The report also found that:

  • Younger men and women report substantially higher numbers of sexual partners than older respondents. 46% of men and 76% of women aged 55-64 have only ever had a single partner. In the 18-24 age group, 65% of men and 50% of women have had two or more partners in their lives to date.
  • Low proportions - 2.7% of men and 1.2% of women identified as homosexual or bisexual. However, 5.3% of men and 5.8% of women reported some same-sex attraction. This leads the authors to suggest that sexual expression may be characterized as a spectrum which includes a range of same sex and opposite sex attraction, rather than considering heterosexuality and homosexuality as two distinct categories.
  • Over 90% of respondents thought that emergency contraception should be available in Ireland. 52% of men and 42% of women thought that it should be available over the counter. However, only 21% of men and 42% of women know the correct time limit for the use of emergency contraception.
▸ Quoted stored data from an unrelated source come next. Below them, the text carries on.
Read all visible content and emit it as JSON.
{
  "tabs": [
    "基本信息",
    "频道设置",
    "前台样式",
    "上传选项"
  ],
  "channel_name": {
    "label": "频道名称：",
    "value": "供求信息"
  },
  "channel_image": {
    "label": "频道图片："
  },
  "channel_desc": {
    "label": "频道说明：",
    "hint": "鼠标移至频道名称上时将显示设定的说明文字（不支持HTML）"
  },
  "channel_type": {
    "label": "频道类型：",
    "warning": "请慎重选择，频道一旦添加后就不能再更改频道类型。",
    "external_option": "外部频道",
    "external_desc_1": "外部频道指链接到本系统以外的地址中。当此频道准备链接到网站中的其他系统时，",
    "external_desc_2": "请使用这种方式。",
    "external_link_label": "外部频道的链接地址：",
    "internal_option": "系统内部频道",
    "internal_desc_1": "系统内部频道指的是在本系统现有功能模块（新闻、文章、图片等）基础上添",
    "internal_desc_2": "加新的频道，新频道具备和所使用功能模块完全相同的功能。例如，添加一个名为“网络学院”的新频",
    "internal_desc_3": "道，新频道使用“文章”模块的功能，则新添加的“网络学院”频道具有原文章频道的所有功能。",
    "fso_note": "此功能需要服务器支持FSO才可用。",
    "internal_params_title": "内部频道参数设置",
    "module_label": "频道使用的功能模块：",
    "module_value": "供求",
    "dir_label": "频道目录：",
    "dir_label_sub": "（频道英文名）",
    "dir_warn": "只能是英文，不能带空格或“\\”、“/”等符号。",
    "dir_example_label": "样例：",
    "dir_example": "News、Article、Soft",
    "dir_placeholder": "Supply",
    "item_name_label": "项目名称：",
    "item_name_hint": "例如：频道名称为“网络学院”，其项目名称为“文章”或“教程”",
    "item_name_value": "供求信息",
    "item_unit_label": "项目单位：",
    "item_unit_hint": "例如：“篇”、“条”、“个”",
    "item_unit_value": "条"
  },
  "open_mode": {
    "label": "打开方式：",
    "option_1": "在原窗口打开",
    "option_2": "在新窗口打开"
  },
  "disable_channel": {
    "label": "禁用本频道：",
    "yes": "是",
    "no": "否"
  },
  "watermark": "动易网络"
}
  • The report shows that the mean age for crisis pregnancy was 19 in the 18-24 year old age group, compared to 32 in the women aged 55-64. This decrease in the age at which women experience crisis pregnancy can be linked to men and women becoming sexually active at an earlier age than those in the older age groups. It is also linked to the fact that contraception is not used consistently by 10% of people in the 18-24 age group.
  • However, the report finds that women, especially women with a third level education, are more likely to define their pregnancy as a crisis than women in the older age cohorts who may have experienced a pregnancy at the same age. This is largely due to increased opportunity in the workplace and in education and an increased level of importance women place on their careers. The CPA has identified the need to improve family friendly workplace policies and ensure parenthood is compatible with further education and training.